Species are transient. There is no question that the day will come when humans are no longer on Earth. But the transience to which we are subject has two faces. The first is extinction. Unlike our forebears, we are aware of how tenuous is our perch atop the food chain. It remains to be seen whether that knowledge has been acquired too late to be of use.

The second face of Homo sapiens’ eventual exit from history is the more hopeful possibility that we may yet evolve into our own successors. Unlike our forebears, we are aware of evolution, which changes our relationship to it, if only by a little, for we are still natural creatures. We continue to evolve, in the face of hunger, disease and a changing ecosystem; but our virtual habitat of culture could enable us to become both subjects of evolution and conscious co-directors of it. “It’s occurring,” says Ehrlich. “There’s no question about it. What’s frightening is the questions we’ll have to ask.”

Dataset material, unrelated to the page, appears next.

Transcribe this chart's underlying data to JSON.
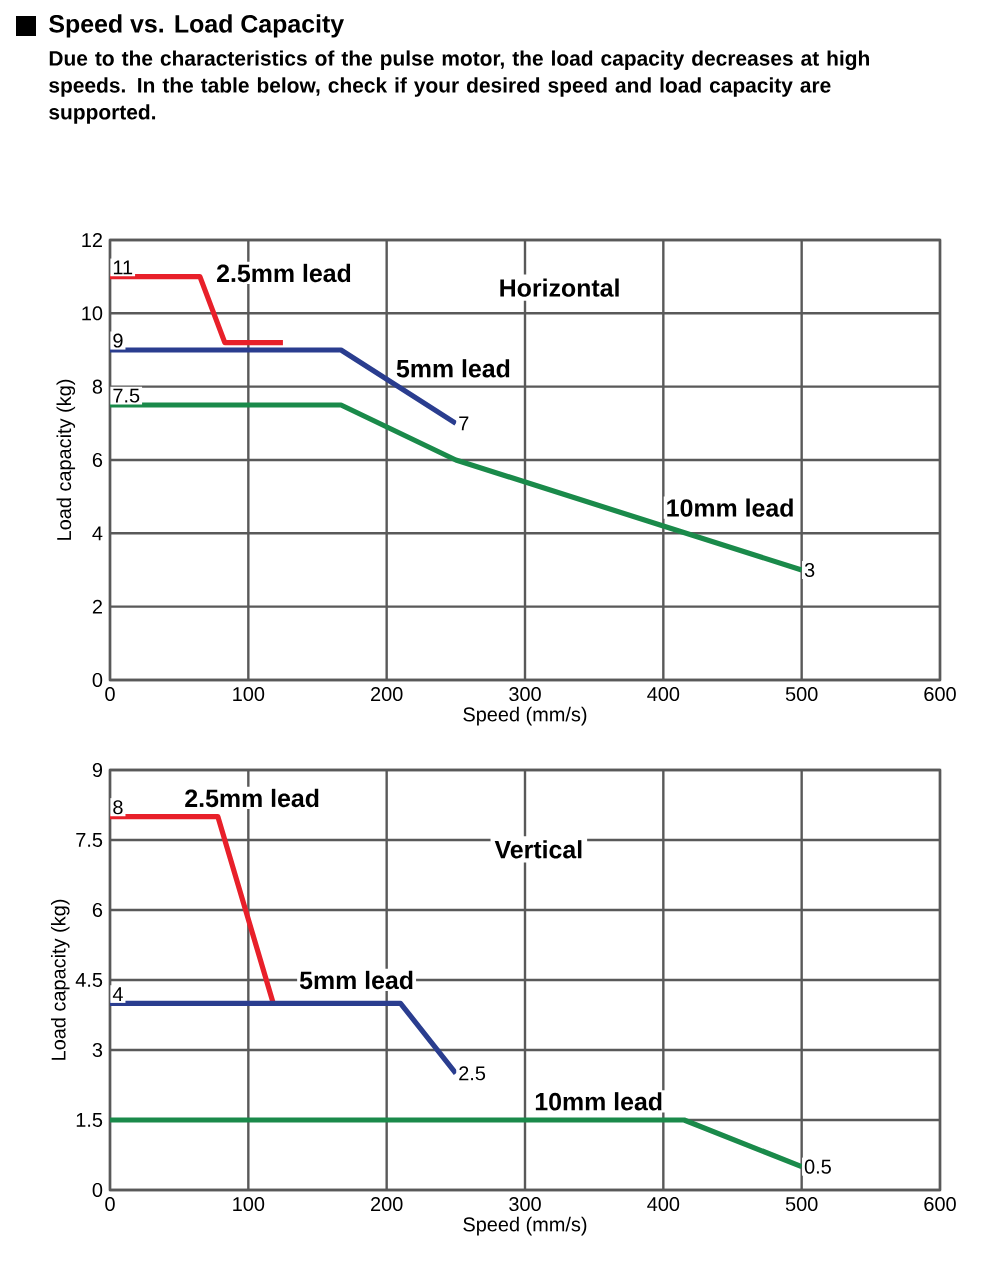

Science must evolve new tools to raise us to such a commanding vantage, as well as to avert a self-inflicted extinction. Technology might some day enable us to control aspects of evolution, or it may prove to be the ultimate selection regime, culling all of us. Perhaps we already find ourselves wishing we’d lacked the intelligence to monkey with howitzers. Either way, the culture that we’ve created is, strangely, evolution’s most powerful tool and its potential nemesis, the womb of human nature and perhaps its grave. By our own hand: this is how we evolve.